“Oh, don’t look at me so reproachfully, my child,” sighed the Doctor to himself, as the weary boy’s eyes looked large and dark in the shade; but only for a few moments before they grew dull, and then the lids fell and he was sleeping so soundly that he did not stir when the Doctor raked the soft sweet-scented pine needles round him till he lay as if it were in a nest.

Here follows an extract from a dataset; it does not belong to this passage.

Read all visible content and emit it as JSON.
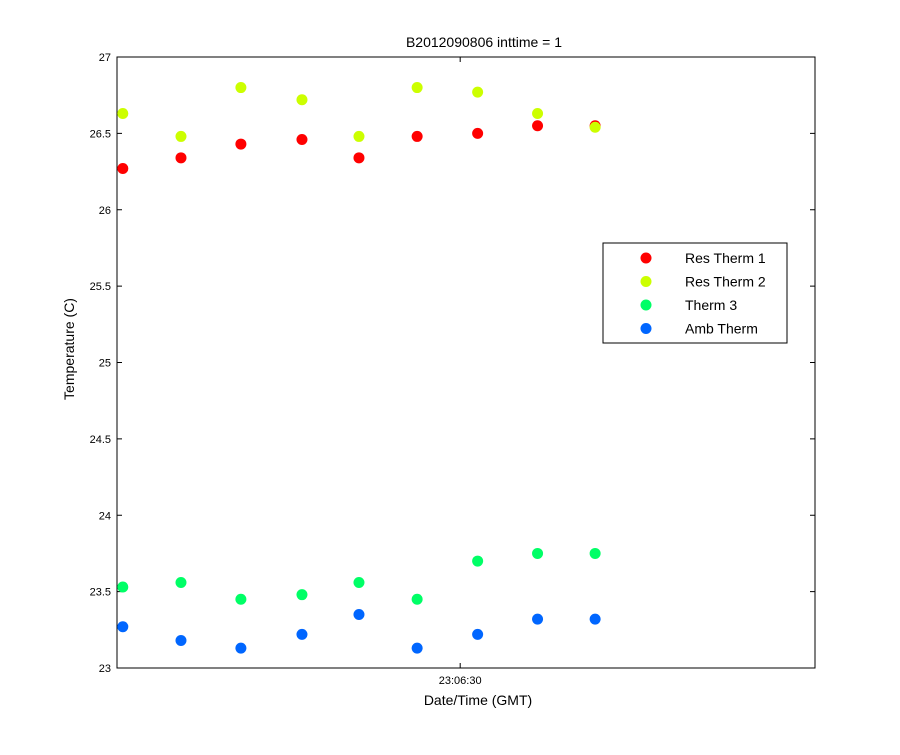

And only a few minutes after the Doctor had sunk lower and lower, drooping over his charge to keep watch, but only to leave that to the great bright stars which came out one by one, peering down among the pine boughs at the dark spot where the travellers, old and young, were sleeping soundly.


Chapter Three.

Phil was the first to wake in the soft grey morning, to lie listening to a regular sharp tapping made by a busy woodpecker somewhere among the ancient pines; and he wondered some time what it meant and where he was. But a soft deep breath close to his ear made him start round so suddenly that he awoke Dr Martin, who started up looking as surprised as his bed-fellow.

“I couldn’t recollect where I was,” said Phil, “Oh, I am so hungry.”

“And no wonder, my poor boy. There, come and bathe your face with me, and at all costs we must get to some farmhouse and buy or beg our breakfast.”

The bathing was soon at an end, and though disposed to limp a little, Phil stepped out bravely in the direction the Doctor chose, and with such good effect that before long the chimneys of a farmhouse were seen, for which they made at once.

“Cows,” said Phil, eagerly, “and a man milking.”